# DB Fixes

Back up your database first!

After inserting entries in database, we needed some minor fixes to clean up data.
- remove slashes from identifier entries
- find where there are duplicate entries for a given arXiv identifier and remove first entries
- check which images have no matching metadata
- automatically download arXiv OAI data and add it into the database
- search arXiv metadata JSON file

There is also code for replacing a table from another database.

NB: could be bugs in this and might require manual setting up depending on dataset and metadata

## Setup

In [None]:
import os
import xml.etree.ElementTree as ET
import sqlite3
import requests
import time
import json

Connect to database

In [None]:
db_path = os.path.expanduser("~/data/db/arxiv_db_images.sqlite3")
db = sqlite3.connect(db_path)
c = db.cursor()

Check that we can access the table pragma info

In [None]:
c.execute('PRAGMA TABLE_INFO({})'.format("metadata"))
info = c.fetchall()

print("\nColumn Info:\nID, Name, Type, NotNull, DefaultVal, PrimaryKey")
for col in info:
    print(col)

## Remove slashes

We also searched the SQLite database for any entries with special characters such as '/' that caused errors in the file insertion. In each arXiv category pre-2007, we removed the forward slash as this could potentially cause problems in how this data is read (this can be added back in as required).

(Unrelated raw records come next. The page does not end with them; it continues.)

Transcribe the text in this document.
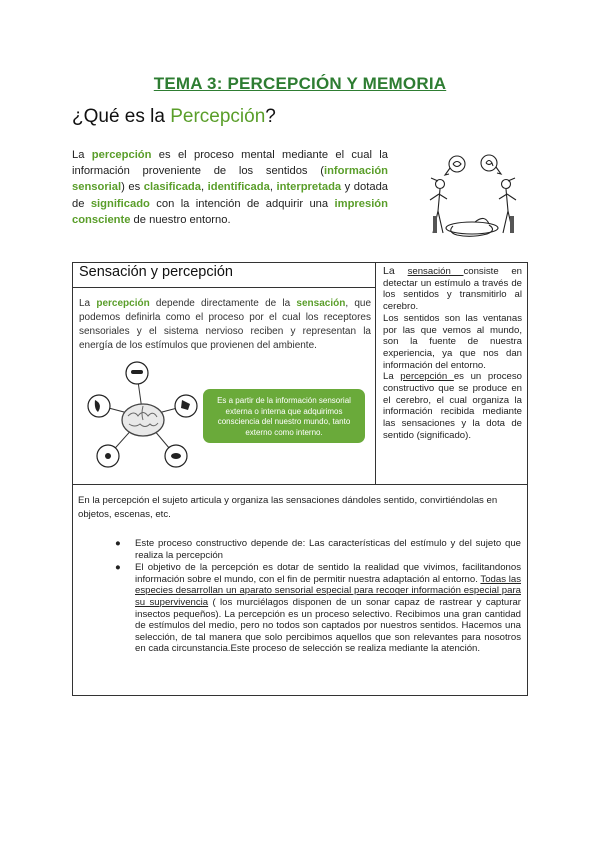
TEMA 3: PERCEPCIÓN Y MEMORIA
¿Qué es la Percepción?
La percepción es el proceso mental mediante el cual la información proveniente de los sentidos (información sensorial) es clasificada, identificada, interpretada y dotada de significado con la intención de adquirir una impresión consciente de nuestro entorno.
Sensación y percepción
La percepción depende directamente de la sensación, que podemos definirla como el proceso por el cual los receptores sensoriales y el sistema nervioso reciben y representan la energía de los estímulos que provienen del ambiente.
Es a partir de la información sensorial externa o interna que adquirimos consciencia del nuestro mundo, tanto externo como interno.

La sensación consiste en detectar un estímulo a través de los sentidos y transmitirlo al cerebro.

Los sentidos son las ventanas por las que vemos al mundo, son la fuente de nuestra experiencia, ya que nos dan información del entorno.

La percepción es un proceso constructivo que se produce en el cerebro, el cual organiza la información recibida mediante las sensaciones y la dota de sentido (significado).

En la percepción el sujeto articula y organiza las sensaciones dándoles sentido, convirtiéndolas en objetos, escenas, etc.
● Este proceso constructivo depende de: Las características del estímulo y del sujeto que realiza la percepción
● El objetivo de la percepción es dotar de sentido la realidad que vivimos, facilitandonos información sobre el mundo, con el fin de permitir nuestra adaptación al entorno. Todas las especies desarrollan un aparato sensorial especial para recoger información especial para su supervivencia ( los murciélagos disponen de un sonar capaz de rastrear y capturar insectos pequeños). La percepción es un proceso selectivo. Recibimos una gran cantidad de estímulos del medio, pero no todos son captados por nuestros sentidos. Hacemos una selección, de tal manera que solo percibimos aquellos que son relevantes para nosotros en cada circunstancia.Este proceso de selección se realiza mediante la atención.
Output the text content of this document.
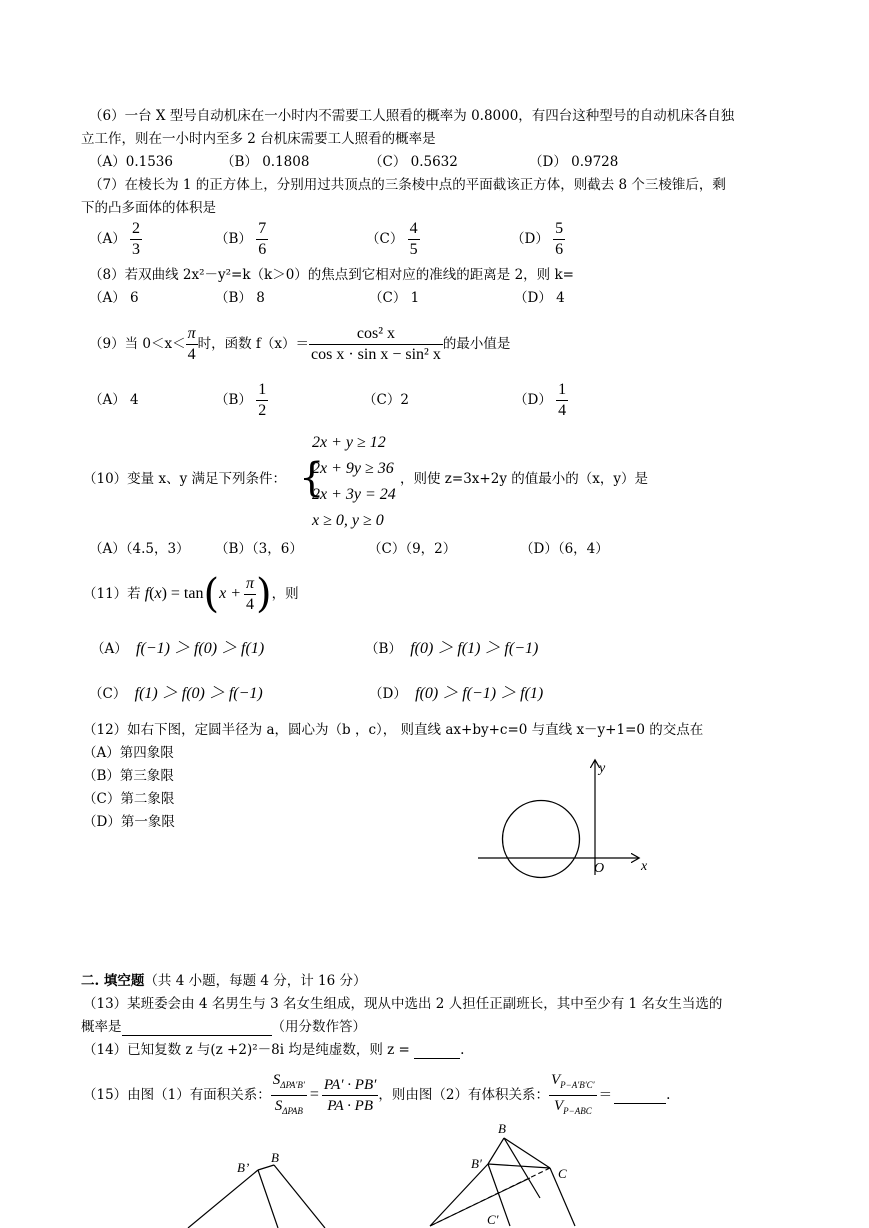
（6）一台 X 型号自动机床在一小时内不需要工人照看的概率为 0.8000，有四台这种型号的自动机床各自独
立工作，则在一小时内至多 2 台机床需要工人照看的概率是
（A）0.1536	（B） 0.1808	（C） 0.5632	（D） 0.9728
（7）在棱长为 1 的正方体上，分别用过共顶点的三条棱中点的平面截该正方体，则截去 8 个三棱锥后，剩
下的凸多面体的体积是
$(A) \frac{2}{3}$	$(B) \frac{7}{6}$	$(C) \frac{4}{5}$	$(D) \frac{5}{6}$
（8）若双曲线 2x²－y²=k（k＞0）的焦点到它相对应的准线的距离是 2，则 k=
（A） 6	（B） 8	（C） 1	（D） 4
（9）当 $0<x< \frac{\pi}{4}$ 时，函数 $f(x)= \frac{\text{cos² x}}{\text{cos x · sin x − sin² x}}$ 的最小值是
（A） 4	$(B) \frac{1}{2}$	（C）2	$(D) \frac{1}{4}$
（10）变量 x、y 满足下列条件： {
2x + y ≥ 12
2x + 9y ≥ 36
2x + 3y = 24
x ≥ 0, y ≥ 0
，则使 z=3x+2y 的值最小的（x，y）是
（A）（4.5，3） （B）（3，6）	（C）（9，2）	（D）（6，4）
（11）若 f(x) = tan ( $x + \frac{\pi}{4}$ ) ，则
（A） f(−1) ＞ f(0) ＞ f(1)	（B） f(0) ＞ f(1) ＞ f(−1)
（C） f(1) ＞ f(0) ＞ f(−1)	（D） f(0) ＞ f(−1) ＞ f(1)
（12）如右下图，定圆半径为 a，圆心为（b ，c）， 则直线 ax+by+c=0 与直线 x－y+1=0 的交点在
（A）第四象限
（B）第三象限
（C）第二象限
（D）第一象限
y
x
O
二. 填空题（共 4 小题，每题 4 分，计 16 分）
（13）某班委会由 4 名男生与 3 名女生组成，现从中选出 2 人担任正副班长，其中至少有 1 名女生当选的
概率是	（用分数作答）
（14）已知复数 z 与(z +2)²－8i 均是纯虚数，则 z =	.
（15）由图（1）有面积关系： $\frac{S_{\Delta PA'B'}}{S_{\Delta PAB}} = \frac{PA' \cdot PB'}{PA \cdot PB}$ ，则由图（2）有体积关系： $\frac{V_{P-A'B'C'}}{V_{P-ABC}}$ ＝	.
B’
B
B
B′
C
C′
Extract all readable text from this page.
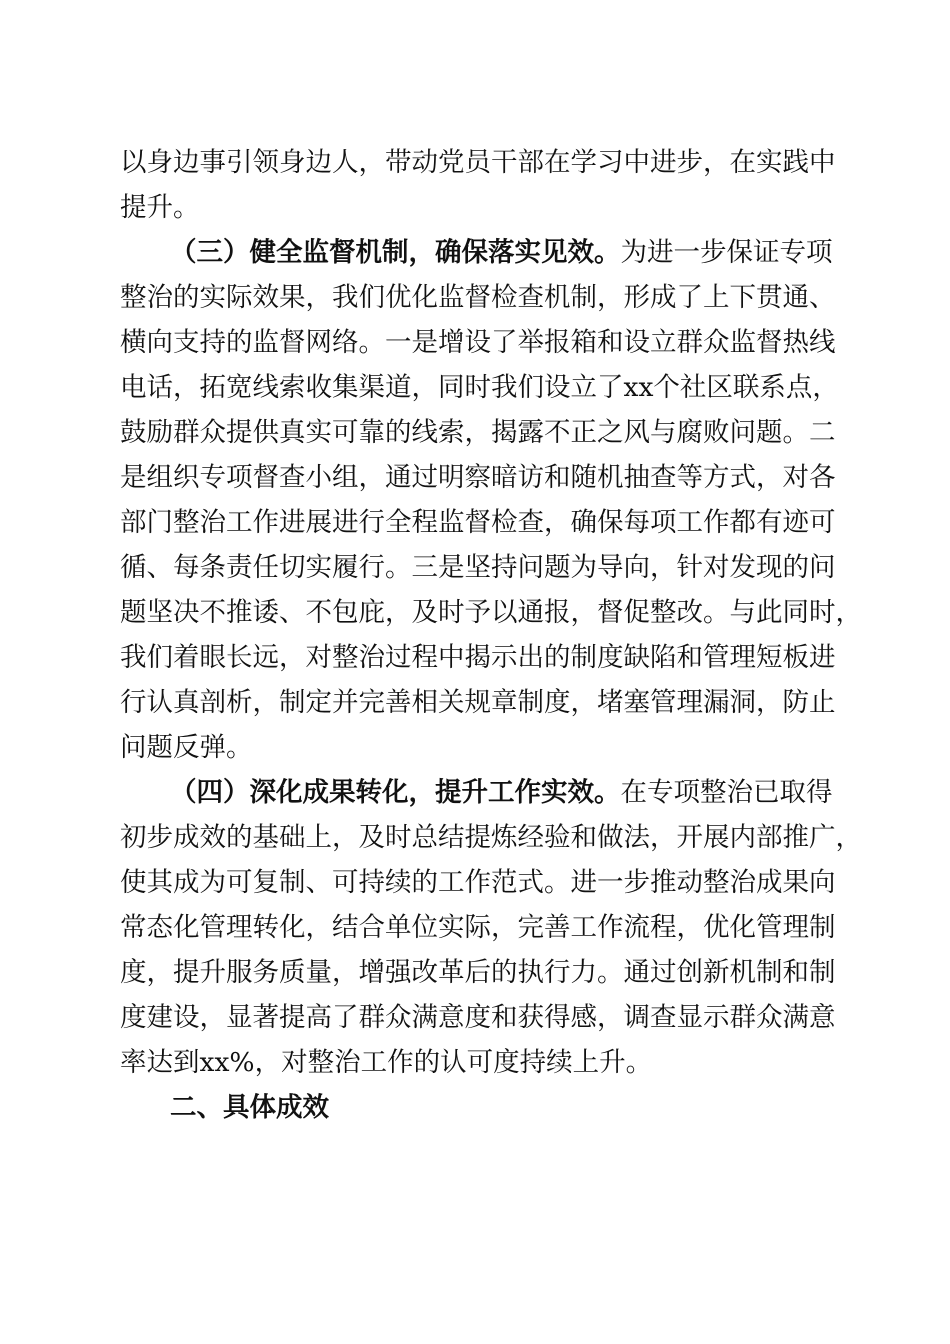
以身边事引领身边人，带动党员干部在学习中进步，在实践中
提升。
（三）健全监督机制，确保落实见效。 为进一步保证专项
整治的实际效果，我们优化监督检查机制，形成了上下贯通、
横向支持的监督网络。一是增设了举报箱和设立群众监督热线
电话，拓宽线索收集渠道，同时我们设立了xx个社区联系点，
鼓励群众提供真实可靠的线索，揭露不正之风与腐败问题。二
是组织专项督查小组，通过明察暗访和随机抽查等方式，对各
部门整治工作进展进行全程监督检查，确保每项工作都有迹可
循、每条责任切实履行。三是坚持问题为导向，针对发现的问
题坚决不推诿、不包庇，及时予以通报，督促整改。与此同时，
我们着眼长远，对整治过程中揭示出的制度缺陷和管理短板进
行认真剖析，制定并完善相关规章制度，堵塞管理漏洞，防止
问题反弹。
（四）深化成果转化，提升工作实效。 在专项整治已取得
初步成效的基础上，及时总结提炼经验和做法，开展内部推广，
使其成为可复制、可持续的工作范式。进一步推动整治成果向
常态化管理转化，结合单位实际，完善工作流程，优化管理制
度，提升服务质量，增强改革后的执行力。通过创新机制和制
度建设，显著提高了群众满意度和获得感，调查显示群众满意
率达到xx%，对整治工作的认可度持续上升。
二、具体成效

This is done via SQLite command to replace the slash character with an empty string ('').

#### !!! MAKE SURE TO BACK UP DATABASE FIRST !!!

In [None]:
sql = ("UPDATE metadata SET identifier=REPLACE(identifier, '/', '') WHERE identifier LIKE '%/%'")
c.execute(sql)
db.commit()

## Duplicate entries

There are a number of entries in the metadata table that are duplicates. This seems to be due to the way that arXiv maintains OAI metadata when there is a version update to a given article, or it could point to the way that `metha` downloads the data

In [None]:
# look for duplicate rows in the metadata table
c.execute('''
    SELECT identifier, COUNT(identifier) c
    FROM metadata
    GROUP BY identifier
    HAVING c > 1
    ''')
rows = c.fetchall()
print("number of rows:",len(rows))
for row in rows:
    print(row)

In [None]:
duplicate_ids = [r[0] for r in rows]

If we want to have a look at the duplicate entries, do the below to print out and check if the relevant fields are the same

In [None]:
duplicates = rows

In [None]:
sql = ('''
    SELECT id, identifier, created, cat, authors, title
    FROM metadata
    WHERE identifier IS ?
''')

for d in duplicates[:]:
    c.execute(sql, (d[0], ))
    rows = c.fetchall()
    
    same = True
    r1 = rows[0][1:]
    for row in rows[1:]:
        if r1 != row[1:]:
            same = False
    if same is False:
        print("-----",d[0])
        for row in rows:
            print(row)
        print("----- !!! mismatch !!! -----")
#     else:
#         print("*** entry identitical ***")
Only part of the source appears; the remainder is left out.